All dolled up

Lawrence tweens resist pressures to become all dolled up

Ten-year-old Ashley Hocking likes to watch her mom get ready when she’s going out for the evening.

But while she’s intrigued with Carmen Hocking’s application of powder and lipstick, she doesn’t want to try any makeup on herself.

“Ashley hasn’t asked to start wearing makeup yet,” Carmen says of her daughter, a fifth-grader at Corpus Christi Catholic School. “I’ve asked her when she’d be ready, and she said, ‘Mom, nobody’s wearing it right now.'”

At a time when young girls increasingly yearn to wear makeup or pierce their ears like their favorite characters on “That’s So Raven,” Carmen is glad her daughter’s not ready to grow up so fast.

“I was pleased to hear (Ashley) say that,” she says. “Sometimes I think if girls start wearing it when they’re too young, it draws attention to them in the wrong way. I want Ashley to be a young girl for as long as she can. Young girls have their own inner beauty and outer beauty for now.”

The cosmetics industry certainly sees the power of marketing the “outer beauty” concept for youths. Thus retailers of child-oriented products offer, however camouflaged by lovable animated figures, early pitches for lip gloss and sparkly eye shadow. There’s Disney Eeyore Cuties lip balm, for example. Or Mattel’s Barbie Super Model fragrance.

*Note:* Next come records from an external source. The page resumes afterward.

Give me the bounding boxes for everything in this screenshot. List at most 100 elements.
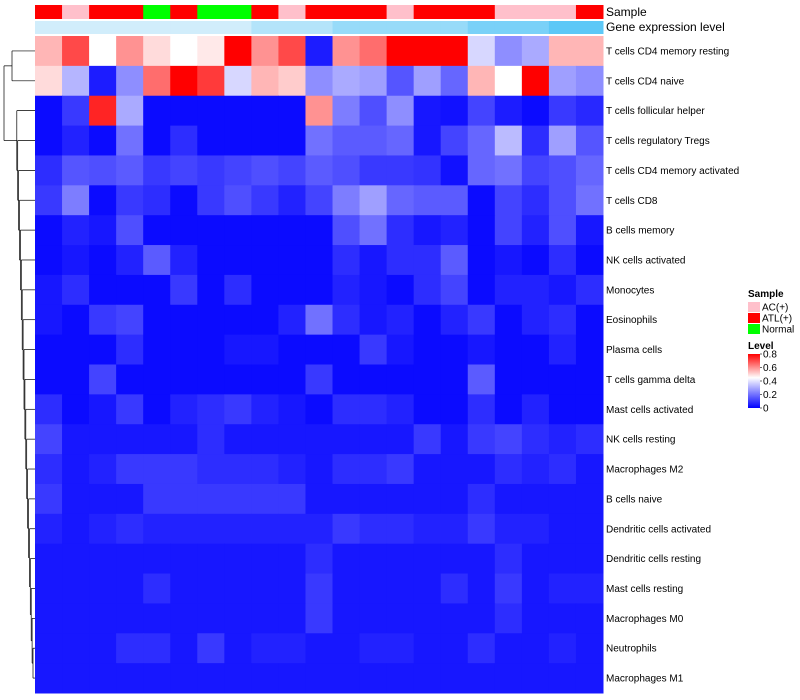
heatmap-cell [116, 245, 144, 276]
heatmap-cell [332, 274, 361, 306]
heatmap-cell [332, 424, 361, 455]
row-labels: T cells CD4 memory resting T cells CD4 na… [606, 46, 739, 684]
heatmap-cell [35, 245, 63, 276]
heatmap-cell [548, 125, 577, 156]
heatmap-cell [170, 155, 198, 186]
heatmap-cell [197, 483, 225, 515]
heatmap-cell [278, 663, 306, 694]
heatmap-cell [467, 483, 496, 515]
heatmap-cell [224, 215, 252, 246]
heatmap-cell [521, 543, 550, 575]
heatmap-cell [224, 364, 252, 395]
heatmap-cell [305, 155, 334, 186]
sample-annotation-cell [521, 5, 550, 19]
heatmap-cell [251, 454, 279, 485]
heatmap-cell [143, 633, 171, 664]
heatmap-cell [575, 633, 604, 664]
heatmap-cell [332, 663, 361, 694]
row-label: T cells regulatory Tregs [606, 136, 710, 147]
heatmap-cell [116, 185, 144, 216]
heatmap-cell [359, 125, 388, 156]
heatmap-cell [467, 663, 496, 694]
sample-annotation-cell [413, 5, 442, 19]
legend: Sample AC(+)ATL(+)Normal Level 0.8 0.6 0.4… [748, 289, 794, 415]
heatmap-cell [62, 65, 90, 97]
heatmap-cell [143, 36, 171, 67]
heatmap-cell [170, 215, 198, 246]
heatmap-cell [359, 454, 388, 485]
expression-annotation-cell [494, 21, 523, 34]
heatmap-cell [440, 633, 469, 664]
heatmap-cell [143, 573, 171, 604]
heatmap-cell [467, 364, 496, 395]
row-label: T cells CD8 [606, 196, 658, 207]
heatmap-cell [521, 215, 550, 246]
heatmap-cell [251, 155, 279, 186]
heatmap-cell [62, 245, 90, 276]
heatmap-cell [143, 215, 171, 246]
heatmap-cell [116, 36, 144, 67]
heatmap-cell [305, 633, 334, 664]
heatmap-cell [521, 573, 550, 604]
heatmap-cell [251, 573, 279, 604]
heatmap-cell [305, 543, 334, 575]
heatmap-cell [251, 513, 279, 545]
heatmap-cell [224, 454, 252, 485]
heatmap-cell [467, 513, 496, 545]
heatmap-cell [170, 633, 198, 664]
heatmap-cell [35, 185, 63, 216]
heatmap-cell [494, 185, 523, 216]
heatmap-cell [413, 334, 442, 365]
heatmap-cell [413, 513, 442, 545]
heatmap-cell [89, 424, 117, 455]
sample-annotation-cell [548, 5, 577, 19]
heatmap-cell [89, 543, 117, 575]
sample-annotation-cell [224, 5, 252, 19]
heatmap-cell [440, 543, 469, 575]
heatmap-cell [278, 155, 306, 186]
heatmap-cell [197, 573, 225, 604]
heatmap-cell [413, 215, 442, 246]
sample-annotation-label: Sample [606, 5, 647, 19]
heatmap-cell [548, 394, 577, 425]
heatmap-cell [359, 185, 388, 216]
heatmap-cell [548, 543, 577, 575]
sample-annotation-cell [170, 5, 198, 19]
heatmap-cell [143, 125, 171, 156]
heatmap-cell [386, 663, 415, 694]
heatmap-cells [35, 36, 604, 694]
heatmap-cell [575, 424, 604, 455]
heatmap-cell [575, 543, 604, 575]
heatmap-cell [386, 483, 415, 515]
heatmap-cell [143, 454, 171, 485]
heatmap-cell [467, 185, 496, 216]
heatmap-cell [251, 215, 279, 246]
heatmap-cell [35, 334, 63, 365]
heatmap-cell [116, 364, 144, 395]
heatmap-cell [332, 36, 361, 67]
sample-annotation-cell [467, 5, 496, 19]
heatmap-cell [197, 155, 225, 186]
heatmap-cell [197, 125, 225, 156]
heatmap-cell [62, 633, 90, 664]
heatmap-cell [62, 95, 90, 127]
heatmap-cell [440, 215, 469, 246]
heatmap-cell [494, 304, 523, 336]
heatmap-cell [494, 483, 523, 515]
heatmap-cell [170, 185, 198, 216]
heatmap-cell [521, 185, 550, 216]
legend-level-ticks: 0.8 0.6 0.4 0.2 0 [760, 350, 777, 415]
heatmap-cell [305, 185, 334, 216]
heatmap-cell [386, 304, 415, 336]
row-label: NK cells activated [606, 255, 685, 266]
heatmap-cell [548, 573, 577, 604]
legend-sample-label: Normal [762, 325, 794, 336]
heatmap-cell [548, 36, 577, 67]
heatmap-cell [35, 155, 63, 186]
heatmap-cell [494, 36, 523, 67]
heatmap-cell [440, 185, 469, 216]
heatmap-cell [386, 36, 415, 67]
heatmap-cell [575, 573, 604, 604]
heatmap-cell [440, 663, 469, 694]
legend-sample-label: AC(+) [762, 303, 788, 314]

But Carmen isn’t seeing too much, too soon, amid Ashley’s peers.

“A few girls will wear a little bit of eye makeup – nothing too dramatic,” she says. “Some of the more popular girls will start the trend, and then the other girls will do it to fit in with the trend.

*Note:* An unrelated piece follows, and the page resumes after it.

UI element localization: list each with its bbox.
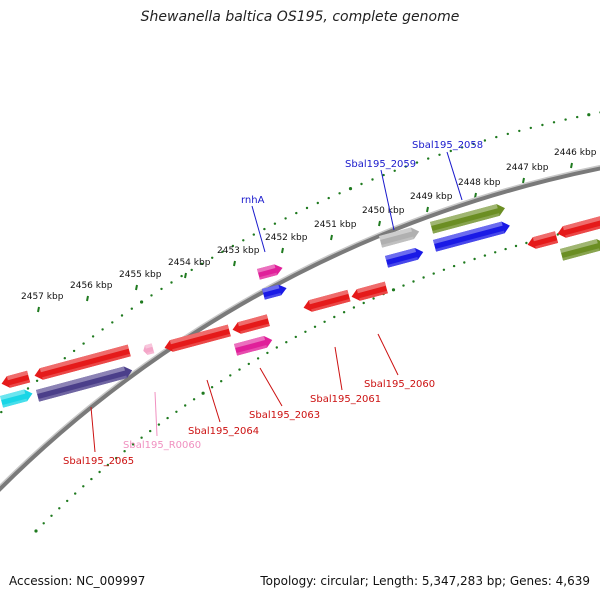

“I have started to see that some of the sixth-grade girls wear very light makeup, like a little bit of blush or very muted lipstick colors,” she adds. “There are some lip colors out that are a sandy, neutral color or a faint pink.”

However, Carmen says that, like many girls, Ashley likes to wear fingernail polish.

“Anything pink is good,” she says.

The older crowd

Jacyln McCullough, eighth-grader, waited until junior high to begin wearing makeup.

“I wore some for fun and dress-up when I was 8. But I really started wearing it for seventh grade last year,” she says.

Like Ashley, she favors the color pink.

“I like to go natural, like light pinks and blues for my eyes, and pink lip gloss. And I am a natural blusher, so really not much blush.”

Jacyln is adamant, however, that foundation’s just too much.

“I think it looks so fake,” she says.

Jacyln hasn’t had any quarrels with her family about how she applies her makeup.

“They feel the same way about having natural colors,” she says.

Celebrity influence

When Ashley is ready for cosmetics, her mom is pretty certain where one influence will come from.

“She likes Lindsay Lohan and wants to know what she’s doing and wearing. There’s a movie coming out with Hilary and Hayley Duff. She likes them, too. She’s tuned into what’s current,” Carmen says.

But she’s confident that her influence will win the day. For now, the two enjoy giving each other manicures and pedicures with kid-appropriate polish.

“First I do one coat of polish (for her), and then my mom does one on mine, and then I do one on hers,” Ashley says. “Then she’ll do my second coat, then the top coats.”

And she remains pretty circumspect about introducing anything beside nail polish into her look. She’s only got one friend who wears makeup right now.

“But she’s MUCH older,” Ashley says. “She’s 12.”